Tanto, tantissimo, del nuovo Bacci Pagano di Bruno Morchio, sta nei due termini ossimoro che compongono il titolo: voci e silenzio.

Complice il lockdown che ci ha sigillato in spazi ben confinati e ci ha, inevitabilmente, elargito tempo da spendere con noi stessi.

Condizioni ideali, seppur  in vitro,  per dare suono alle voci che ci portiamo dentro e che nel silenzio si fanno urlo.

Soprattutto se la voce nel silenzio è quella di Bacci Pagano.

Personaggio iconico ed amatissimo, reale e mutevole, mai uguale a se stesso  eppure coerente nei  propri moti.

Animo ondivago, dall’apparenza quieta di lago e dalle profondità tumultuose.

Un mix letale, la collisione  tra  l’investigatore, confinato tra le mura domestiche, e un caso freddo, che lo riguarda molto, fin troppo, da vicino, sul quale indagare.

(…) Non era difficile, bastava accampare la scusa più ovvia: condurre un’indagine senza uscire di casa era un’impresa impossibile. Mi ero ripromesso di non avere più niente a che fare con quell’uomo, il suo ricordo mi faceva ripiombare nell’inferno degli anni Settanta, quelli che si erano ingoiati un pezzo della mia giovinezza. E, tuttavia, qualcosa mi tratteneva.

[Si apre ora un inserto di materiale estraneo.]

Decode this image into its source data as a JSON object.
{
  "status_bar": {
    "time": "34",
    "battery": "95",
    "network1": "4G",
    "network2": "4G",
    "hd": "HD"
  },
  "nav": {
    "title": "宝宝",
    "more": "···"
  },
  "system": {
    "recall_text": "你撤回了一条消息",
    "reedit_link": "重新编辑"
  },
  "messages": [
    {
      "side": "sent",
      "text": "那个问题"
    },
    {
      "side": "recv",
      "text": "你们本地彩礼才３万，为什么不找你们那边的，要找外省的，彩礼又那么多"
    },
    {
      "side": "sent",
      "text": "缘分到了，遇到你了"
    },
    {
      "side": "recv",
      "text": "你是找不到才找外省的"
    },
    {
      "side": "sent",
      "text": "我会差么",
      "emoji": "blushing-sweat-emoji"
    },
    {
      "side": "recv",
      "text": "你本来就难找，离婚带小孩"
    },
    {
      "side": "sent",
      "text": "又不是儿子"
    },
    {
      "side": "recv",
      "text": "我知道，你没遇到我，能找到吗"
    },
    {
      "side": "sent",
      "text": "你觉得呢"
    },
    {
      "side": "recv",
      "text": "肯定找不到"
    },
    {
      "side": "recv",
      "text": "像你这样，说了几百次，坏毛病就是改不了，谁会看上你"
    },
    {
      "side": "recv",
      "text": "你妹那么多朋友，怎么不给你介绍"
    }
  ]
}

Se questa volta, per irruzione del reale nella narrazione, non percorriamo con Pagano i carruggi genovesi, non respiriamo mugugno e salmastro, è pur sempre un viaggio quello che affrontiamo nelle pagine.

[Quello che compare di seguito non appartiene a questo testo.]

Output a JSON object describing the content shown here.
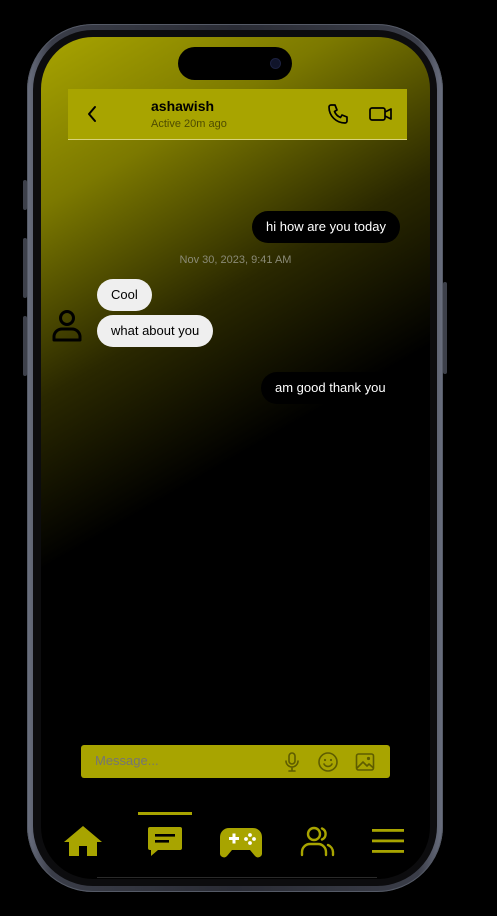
{
  "chat": {
    "contact_name": "ashawish",
    "status": "Active 20m ago"
  },
  "messages": [
    {
      "direction": "sent",
      "text": "hi how are you today"
    },
    {
      "timestamp": "Nov 30, 2023, 9:41 AM"
    },
    {
      "direction": "received",
      "text": "Cool"
    },
    {
      "direction": "received",
      "text": "what about you"
    },
    {
      "direction": "sent",
      "text": "am good thank you"
    }
  ],
  "composer": {
    "placeholder": "Message...",
    "icons": [
      "microphone-icon",
      "emoji-icon",
      "image-icon"
    ]
  },
  "nav": {
    "items": [
      "home-icon",
      "chat-icon",
      "gamepad-icon",
      "friends-icon",
      "menu-icon"
    ],
    "active": "chat-icon"
  },
  "colors": {
    "accent": "#a8a400",
    "sent_bubble": "#000000",
    "received_bubble": "#efefef",
    "background": "#000000"
  }
}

Un viaggio nei ricordi di un passato che lungi dall’essere cristallizzato è entità in divenire, tassello dopo tassello

Non dirmi che ti sei lasciato fregare dalla nostalgia.”

“Tutto il contrario: è il desiderio di rimettere a posto le cose.  La nostalgia è una sorta di smalto che tiriamo sul passato per renderlo allettante e coprirne le ferite. Qui è pieno di spine, sottintesi e nodi in sospeso. C’è di che affogare nella merda.”

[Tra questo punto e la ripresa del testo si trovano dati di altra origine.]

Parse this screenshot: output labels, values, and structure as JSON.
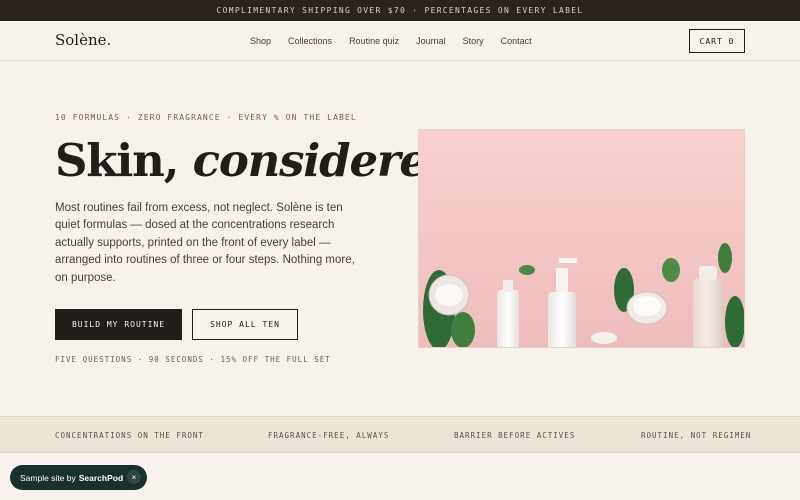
{
  "announcement": "COMPLIMENTARY SHIPPING OVER $70 · PERCENTAGES ON EVERY LABEL",
  "nav": {
    "logo": "Solène.",
    "links": [
      "Shop",
      "Collections",
      "Routine quiz",
      "Journal",
      "Story",
      "Contact"
    ],
    "cart": "CART 0"
  },
  "hero": {
    "eyebrow": "10 FORMULAS · ZERO FRAGRANCE · EVERY % ON THE LABEL",
    "headline_plain": "Skin,",
    "headline_italic": "considered.",
    "description": "Most routines fail from excess, not neglect. Solène is ten quiet formulas — dosed at the concentrations research actually supports, printed on the front of every label — arranged into routines of three or four steps. Nothing more, on purpose.",
    "primary_cta": "BUILD MY ROUTINE",
    "secondary_cta": "SHOP ALL TEN",
    "note": "FIVE QUESTIONS · 90 SECONDS · 15% OFF THE FULL SET"
  },
  "values": [
    "CONCENTRATIONS ON THE FRONT",
    "FRAGRANCE-FREE, ALWAYS",
    "BARRIER BEFORE ACTIVES",
    "ROUTINE, NOT REGIMEN"
  ],
  "badge": {
    "prefix": "Sample site by",
    "brand": "SearchPod",
    "close": "×"
  },
  "colors": {
    "background": "#f7f2eb",
    "dark": "#231d19",
    "accent": "#8a5a3c",
    "image_pink": "#f3c7c6"
  }
}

fino a ricomporsi in un finale che è un peana del Noir, un finale di verità che si realizza nella capacità di saperla (sop)portare, questa verità, con la  dignità di chi indossa un abito sgualcito come fosse il migliore.

 

 

Bruno Morchio


Laureato in Lettere, psicologo e psicoterapeuta. Ha pubblicato articoli su riviste di letteratura, psicologia e psicoanalisi ed è autore di numerosi romanzi (definiti di genere «noir mediterraneo»), che hanno due protagonisti: l’investigatore privato Bacci Pagano (il «detective dei carruggi») e Genova, l’amata città d’origine di Morchio. Tra gli scritti apparsi in edizione Garzanti ricordiamo: Con la morte non si tratta (2006), Le cose che non ti ho detto (2007), Rossoamaro (2008), Colpi di coda (2010), Il profumo delle bugie (2012, finalista del Premio Bancarella 2013), Lo spaventapasseri (2013, con il quale vince il Premio Lomellina in Giallo del 2014), Un conto aperto con la morte (2014), Il profumo delle bugie (2015), Fragili verità. Il ritorno di Bacci Pagano (2016), Con la morte non si tratta (2018), Uno sporco lavoro (2018) e Le sigarette del manager (2019). Del 2014 è anche I semi del male (Rizzoli), raccolta di cinque racconti a cura dello stesso Morchio, di Carlo Bonini, Sandrone Dazieri, Giancarlo De Cataldo, Marcello Fois ed Enrico Pandiani. Nel 2015 è uscito, sempre per Rizzoli, Il testamento del Greco, e nel 2017 il noir Un piede in due scarpe.